Friday, after work, my friend Brian D. and I loaded up his truck with camping and firewood cutting gear and drove down to a cabin in Cape Fair, Missouri. About every six months or so, we head down there to check on the place, camp for an evening and cut firewood or put the kayaks on the lake below the place. The cabin is extremely well build with no drafts and very little sound passing through its walls, even with its close proximity to the road. The owners, a couple Brian knows through church, have been extremely gracious to allow us access so regularly. So, we always try and leave it better than we found it.
Friday night, we got down there, unlocked the gate, pulled in the truck and trailer and hooked up the electricity from the post out front with a long extension cord. Then got to cooking dinner out on the porch. Brian made steaks with potatoes, bell peppers and onions. A feast for kings. While we were out on the porch we heard something rustling in the leaves on the hill above. I broke out my spotlight and shined it up in the woods. A large gray fox was slowly making its way along the hill above us. It was really pretty and easily the biggest fox I've ever seen. The red ones we have in our neighborhood are always about a third smaller. If it wasn't the color and shape it was, I might have mistaken it for a small coyote.
After that, we played some checkers on my DIY camp checker board made from garage scraps and we hung out on the porch for a bit before calling it. Brian got the loft, I crashed on the futon downstairs, reading for a little while before turning the light out.

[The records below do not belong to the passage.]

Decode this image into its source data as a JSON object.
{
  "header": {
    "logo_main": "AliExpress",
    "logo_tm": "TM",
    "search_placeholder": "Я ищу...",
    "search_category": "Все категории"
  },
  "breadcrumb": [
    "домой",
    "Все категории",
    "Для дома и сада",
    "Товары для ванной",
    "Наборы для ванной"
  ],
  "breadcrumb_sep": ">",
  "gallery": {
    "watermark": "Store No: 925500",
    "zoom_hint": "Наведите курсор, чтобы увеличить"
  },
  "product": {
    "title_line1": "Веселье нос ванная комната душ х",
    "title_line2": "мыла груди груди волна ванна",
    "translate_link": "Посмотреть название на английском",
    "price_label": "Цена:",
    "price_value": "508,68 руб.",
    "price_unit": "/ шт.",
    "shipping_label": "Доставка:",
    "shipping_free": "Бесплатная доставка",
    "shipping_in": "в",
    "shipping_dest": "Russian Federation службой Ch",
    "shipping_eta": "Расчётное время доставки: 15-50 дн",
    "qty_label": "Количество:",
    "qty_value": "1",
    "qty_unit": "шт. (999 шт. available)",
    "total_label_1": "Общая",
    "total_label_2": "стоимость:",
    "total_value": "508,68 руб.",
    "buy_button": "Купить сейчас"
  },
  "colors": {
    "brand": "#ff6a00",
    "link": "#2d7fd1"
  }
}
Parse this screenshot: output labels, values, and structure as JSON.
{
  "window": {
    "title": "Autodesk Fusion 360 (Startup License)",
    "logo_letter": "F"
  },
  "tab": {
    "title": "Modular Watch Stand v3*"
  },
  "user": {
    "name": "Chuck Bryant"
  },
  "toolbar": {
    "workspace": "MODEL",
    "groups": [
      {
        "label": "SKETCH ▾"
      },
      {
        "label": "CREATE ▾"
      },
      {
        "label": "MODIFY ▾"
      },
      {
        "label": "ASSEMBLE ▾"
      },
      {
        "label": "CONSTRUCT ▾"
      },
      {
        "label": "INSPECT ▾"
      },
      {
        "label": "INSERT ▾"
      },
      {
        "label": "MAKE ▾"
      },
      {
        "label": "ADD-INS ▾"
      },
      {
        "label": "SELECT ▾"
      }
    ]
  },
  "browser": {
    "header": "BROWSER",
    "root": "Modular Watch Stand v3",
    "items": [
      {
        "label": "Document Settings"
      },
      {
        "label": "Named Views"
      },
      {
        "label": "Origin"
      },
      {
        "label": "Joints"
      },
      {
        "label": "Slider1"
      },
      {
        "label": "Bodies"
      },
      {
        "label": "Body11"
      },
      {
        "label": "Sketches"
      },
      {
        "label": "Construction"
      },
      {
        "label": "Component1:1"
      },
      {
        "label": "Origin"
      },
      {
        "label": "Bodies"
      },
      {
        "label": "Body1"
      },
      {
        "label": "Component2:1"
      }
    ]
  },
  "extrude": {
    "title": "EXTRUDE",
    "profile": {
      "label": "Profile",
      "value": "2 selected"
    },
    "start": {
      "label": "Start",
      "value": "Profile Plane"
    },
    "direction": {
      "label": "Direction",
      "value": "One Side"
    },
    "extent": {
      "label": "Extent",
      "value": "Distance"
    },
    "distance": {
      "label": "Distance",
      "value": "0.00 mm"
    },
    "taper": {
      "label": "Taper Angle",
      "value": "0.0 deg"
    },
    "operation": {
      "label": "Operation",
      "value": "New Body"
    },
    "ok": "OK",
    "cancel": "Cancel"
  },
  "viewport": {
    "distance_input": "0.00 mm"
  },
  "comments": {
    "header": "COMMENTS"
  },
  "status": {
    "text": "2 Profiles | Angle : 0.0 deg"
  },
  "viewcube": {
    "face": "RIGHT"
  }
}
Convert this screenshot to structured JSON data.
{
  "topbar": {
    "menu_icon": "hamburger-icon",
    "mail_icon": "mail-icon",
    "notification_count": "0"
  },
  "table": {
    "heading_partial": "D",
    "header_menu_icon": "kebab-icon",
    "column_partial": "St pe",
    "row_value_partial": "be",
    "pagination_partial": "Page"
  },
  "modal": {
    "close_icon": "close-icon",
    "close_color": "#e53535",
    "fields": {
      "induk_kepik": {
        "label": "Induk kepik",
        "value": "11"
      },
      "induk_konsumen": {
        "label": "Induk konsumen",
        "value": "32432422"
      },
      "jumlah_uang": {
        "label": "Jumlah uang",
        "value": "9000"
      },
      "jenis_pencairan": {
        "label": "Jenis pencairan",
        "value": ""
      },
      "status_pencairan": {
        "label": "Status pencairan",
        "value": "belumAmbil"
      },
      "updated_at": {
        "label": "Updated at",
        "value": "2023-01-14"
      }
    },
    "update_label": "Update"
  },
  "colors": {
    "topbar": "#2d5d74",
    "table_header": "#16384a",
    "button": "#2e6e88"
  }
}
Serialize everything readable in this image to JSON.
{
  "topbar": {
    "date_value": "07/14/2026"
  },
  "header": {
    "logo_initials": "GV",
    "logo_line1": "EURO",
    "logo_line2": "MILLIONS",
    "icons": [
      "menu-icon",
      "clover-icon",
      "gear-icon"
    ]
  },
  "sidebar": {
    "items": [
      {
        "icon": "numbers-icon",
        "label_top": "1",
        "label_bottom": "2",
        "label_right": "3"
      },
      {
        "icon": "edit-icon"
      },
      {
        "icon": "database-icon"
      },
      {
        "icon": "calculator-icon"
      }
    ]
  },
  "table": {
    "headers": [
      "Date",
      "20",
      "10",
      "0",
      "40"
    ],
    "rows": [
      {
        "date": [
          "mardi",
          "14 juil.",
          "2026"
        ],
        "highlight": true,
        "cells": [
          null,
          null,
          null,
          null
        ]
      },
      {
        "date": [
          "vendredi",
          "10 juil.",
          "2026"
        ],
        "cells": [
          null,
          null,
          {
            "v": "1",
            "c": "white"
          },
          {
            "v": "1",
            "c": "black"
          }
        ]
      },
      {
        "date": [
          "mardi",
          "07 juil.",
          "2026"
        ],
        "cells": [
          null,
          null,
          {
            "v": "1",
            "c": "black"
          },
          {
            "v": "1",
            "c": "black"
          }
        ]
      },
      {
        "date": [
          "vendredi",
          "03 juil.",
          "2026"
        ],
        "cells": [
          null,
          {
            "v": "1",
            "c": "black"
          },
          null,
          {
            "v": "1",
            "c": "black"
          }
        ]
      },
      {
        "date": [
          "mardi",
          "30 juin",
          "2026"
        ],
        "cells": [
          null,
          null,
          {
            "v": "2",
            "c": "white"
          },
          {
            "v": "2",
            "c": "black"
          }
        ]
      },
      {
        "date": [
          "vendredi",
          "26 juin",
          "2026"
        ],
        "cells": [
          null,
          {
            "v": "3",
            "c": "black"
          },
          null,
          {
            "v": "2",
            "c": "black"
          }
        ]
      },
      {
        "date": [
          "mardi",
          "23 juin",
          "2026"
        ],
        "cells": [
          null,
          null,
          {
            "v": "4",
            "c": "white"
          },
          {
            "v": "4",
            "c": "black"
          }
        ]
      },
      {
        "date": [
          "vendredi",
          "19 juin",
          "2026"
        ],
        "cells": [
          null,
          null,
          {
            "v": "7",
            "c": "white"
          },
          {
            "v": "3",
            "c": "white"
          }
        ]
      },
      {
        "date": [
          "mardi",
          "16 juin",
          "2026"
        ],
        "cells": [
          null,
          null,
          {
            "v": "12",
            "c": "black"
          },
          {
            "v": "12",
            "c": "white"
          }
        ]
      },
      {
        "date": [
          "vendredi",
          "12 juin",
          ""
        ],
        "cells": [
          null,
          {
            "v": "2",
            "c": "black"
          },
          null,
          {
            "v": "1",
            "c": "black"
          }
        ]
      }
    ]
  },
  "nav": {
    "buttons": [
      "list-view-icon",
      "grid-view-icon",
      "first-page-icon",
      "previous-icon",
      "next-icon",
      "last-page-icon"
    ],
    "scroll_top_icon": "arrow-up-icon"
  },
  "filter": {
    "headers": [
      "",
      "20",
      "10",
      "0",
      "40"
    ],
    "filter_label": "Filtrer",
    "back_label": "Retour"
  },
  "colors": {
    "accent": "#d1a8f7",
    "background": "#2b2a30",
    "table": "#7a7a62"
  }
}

Up Saturday morning at dawn. Coffee and breakfast on the porch. Brian saw a handful of deer moving through the property before I got out of my sleeping bag. Two of which were good-size bucks. Breakfast was bacon, eggs and biscuits that I made scratch on Thursday night for the trip. Can't beat bacon from Horrmann Meat Co. in Springfield. Easily my favorite butcher shop in town.
After breakfast, with rain looming on the horizon, we got to work on the white oak tree that had been felled behind the cabin.
It didn't take us long to fill up the trailer. Luckily for us, the white oak was much less difficult to cut and split than last year's red oak. We had a couple of fun points dropping the larger limbs to the ground. At one point, Brian cut through one with the chainsaw, only to have it fall to the limb below it and pivot horizontally across it perfectly balanced. The way it was bent, it took a little thought to bring it to the ground and cut it some more.
Around noon, as we were throwing the last pieces on the trailer and lashing them down for the return trip, the rain really kicked in. We moved back under the porch for a lunch of chili dogs and watched it come down for a while before loading the gear into the truck and cleaning up and locking the place behind us.
It's odd how a thing like cutting firewood can be so much fun. Here it is Monday morning and I'm still feeling the effects of it in my back and shoulders, but in retrospect, the work seems way more rewarding than a pain.